The plant will burn green and recycled wood and will be required to meet the emission limits of the EU’s Large Combustion Plant directive and Waste Incineration directive. It will also be subject to a Best Available Techniques assessment subject to review by the Environment Agency of the UK. The power plant will burn around 300 000 tonnes of wood a year from a variety of sources including specially grown energy crops, forestry logs, sawmill chips and recycled timber. Foster Wheeler believes that it gained this contract mainly because of its track record over 30 years of supplying the Scandinavian pulp and paper industry with fluidised-bed boilers, and its experience in firing different biomass fuels and the demanding requirements that industry imposes concerning reliability.

The boiler will be designed to achieve maximum efficiency using high steam conditions. It is to be a bubbling fluidised bed type, a design suitable for high moisture content fuels and difficult ash characteristics or fuels that are difficult to handle, with very low levels of emissions. This makes it particularly suitable for forest waste and short rotation coppice material. A test burn of SRC delivered from the UK was carried out by Foster Wheeler in Finland specifically for the Wilton project.

Fuel

The wood for the station will come from four separate sources. Around 40 % of the 300 000 tonne a year total will be recycled wood that will be received, stored and chipped on a nearby, separately owned site at Wilton. A further 20 % will come to the site already chipped as offcuts from sawmills. SembCorp is working with the Forestry Commission to bring a further 20 % from north east forests in the form of small roundwood logs – items sometimes left on the forest floor after routine tree felling operations. Finally, 20 % of the wood will comprise specially grown energy crops – in the form of a type of willow known as short rotation coppice – grown by farmers and other landowners within a 50-mile radius of the site. The new plant will require the growth of around 7500 acres of coppice in the area, an activity that will create wildlife havens throughout the region. All the wood needs to be chipped and mixed in careful proportions before being fed into the boiler, which will encompass technology already in use in Scandinavia and other areas.

Investment

Around £10 million of the investment has come from a grant made under the Bio-energy Capital Grants Scheme. SembCorp has also financed a significant element of its investment through a long-term project finance loan with French bank Calyon, the corporate and investment banking arm of the Crédit Agricole Group. A feasibility study is also being undertaken into the possibility of creating a separately owned and operated wood recycling facility on the same site to support the project as well as recycling initiatives of local government body Redcar and Cleveland council. Wilton 10 will operate separately from the existing 197 MW Wilton power plant, but will be partially situated within the existing building.

Emissions

SembCorp’s new ‘wood to energy’ approach comes in response to a government call, following the 1997 Kyoto Agreement, for more energy throughout the UK to be generated from more environmentally friendly renewable sources. Generating power and steam by the burning of renewable fuels instead of fossil fuels is designated as carbon neutral because the carbon dioxide emitted to atmosphere is that absorbed by the trees during their growth cycle.

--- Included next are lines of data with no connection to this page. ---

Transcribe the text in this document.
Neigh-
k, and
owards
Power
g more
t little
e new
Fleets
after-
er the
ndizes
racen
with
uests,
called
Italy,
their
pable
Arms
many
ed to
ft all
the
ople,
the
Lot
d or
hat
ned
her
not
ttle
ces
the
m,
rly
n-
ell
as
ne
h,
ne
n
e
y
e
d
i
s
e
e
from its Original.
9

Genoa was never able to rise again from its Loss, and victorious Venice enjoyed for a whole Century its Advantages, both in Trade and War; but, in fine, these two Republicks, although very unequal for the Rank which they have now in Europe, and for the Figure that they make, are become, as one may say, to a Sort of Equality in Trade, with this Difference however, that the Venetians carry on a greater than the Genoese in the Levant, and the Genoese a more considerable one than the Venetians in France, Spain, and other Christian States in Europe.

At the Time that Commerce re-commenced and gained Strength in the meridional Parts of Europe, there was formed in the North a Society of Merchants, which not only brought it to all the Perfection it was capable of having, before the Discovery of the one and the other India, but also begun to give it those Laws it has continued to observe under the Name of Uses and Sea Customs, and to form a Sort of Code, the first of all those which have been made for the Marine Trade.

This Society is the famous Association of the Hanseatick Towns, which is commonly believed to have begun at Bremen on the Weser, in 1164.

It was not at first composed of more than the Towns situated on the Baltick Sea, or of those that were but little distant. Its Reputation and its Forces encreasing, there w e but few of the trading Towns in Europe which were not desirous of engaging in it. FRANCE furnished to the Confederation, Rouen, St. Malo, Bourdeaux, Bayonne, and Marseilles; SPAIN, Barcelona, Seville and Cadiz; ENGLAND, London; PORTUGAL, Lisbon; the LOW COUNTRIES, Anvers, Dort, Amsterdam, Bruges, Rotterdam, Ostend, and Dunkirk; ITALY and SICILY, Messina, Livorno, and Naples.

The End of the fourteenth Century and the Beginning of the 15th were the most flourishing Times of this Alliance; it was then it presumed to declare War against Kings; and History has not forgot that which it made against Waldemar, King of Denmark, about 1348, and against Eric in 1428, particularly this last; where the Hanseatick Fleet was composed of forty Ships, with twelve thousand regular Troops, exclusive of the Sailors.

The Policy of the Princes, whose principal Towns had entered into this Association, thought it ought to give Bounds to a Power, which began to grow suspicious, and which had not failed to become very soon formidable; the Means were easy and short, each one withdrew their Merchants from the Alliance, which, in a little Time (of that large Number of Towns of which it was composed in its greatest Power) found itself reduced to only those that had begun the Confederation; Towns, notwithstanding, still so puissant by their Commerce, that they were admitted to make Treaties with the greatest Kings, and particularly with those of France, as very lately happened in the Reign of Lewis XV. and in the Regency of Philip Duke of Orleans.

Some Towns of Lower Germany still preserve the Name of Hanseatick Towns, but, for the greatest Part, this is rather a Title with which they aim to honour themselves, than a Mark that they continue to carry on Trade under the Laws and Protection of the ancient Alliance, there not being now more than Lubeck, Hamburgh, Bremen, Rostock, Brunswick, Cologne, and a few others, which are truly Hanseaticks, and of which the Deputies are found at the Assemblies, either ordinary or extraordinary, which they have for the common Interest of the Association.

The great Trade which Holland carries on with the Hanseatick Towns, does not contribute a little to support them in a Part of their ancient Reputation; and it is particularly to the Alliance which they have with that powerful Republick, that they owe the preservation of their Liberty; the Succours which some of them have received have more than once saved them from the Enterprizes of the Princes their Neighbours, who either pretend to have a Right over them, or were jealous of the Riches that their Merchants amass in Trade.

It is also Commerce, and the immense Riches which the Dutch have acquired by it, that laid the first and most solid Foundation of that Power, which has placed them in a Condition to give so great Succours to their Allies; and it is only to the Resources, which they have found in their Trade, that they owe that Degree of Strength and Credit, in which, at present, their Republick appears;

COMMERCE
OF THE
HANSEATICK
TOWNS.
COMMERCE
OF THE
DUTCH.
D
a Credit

The new power plant has been designed to meet all UK and European emissions targets by applying Best Available Technology (BAT) philosophy. Paul Gavens, SembCorp Utilities UK managing director, said: ‘This investment is extremely good news for SembCorp, the Wilton International manufacturing site and the people of Teesside and the North East. It will sustain jobs and play a part in helping the UK government meet its climate change and greenhouse gas reduction targets.’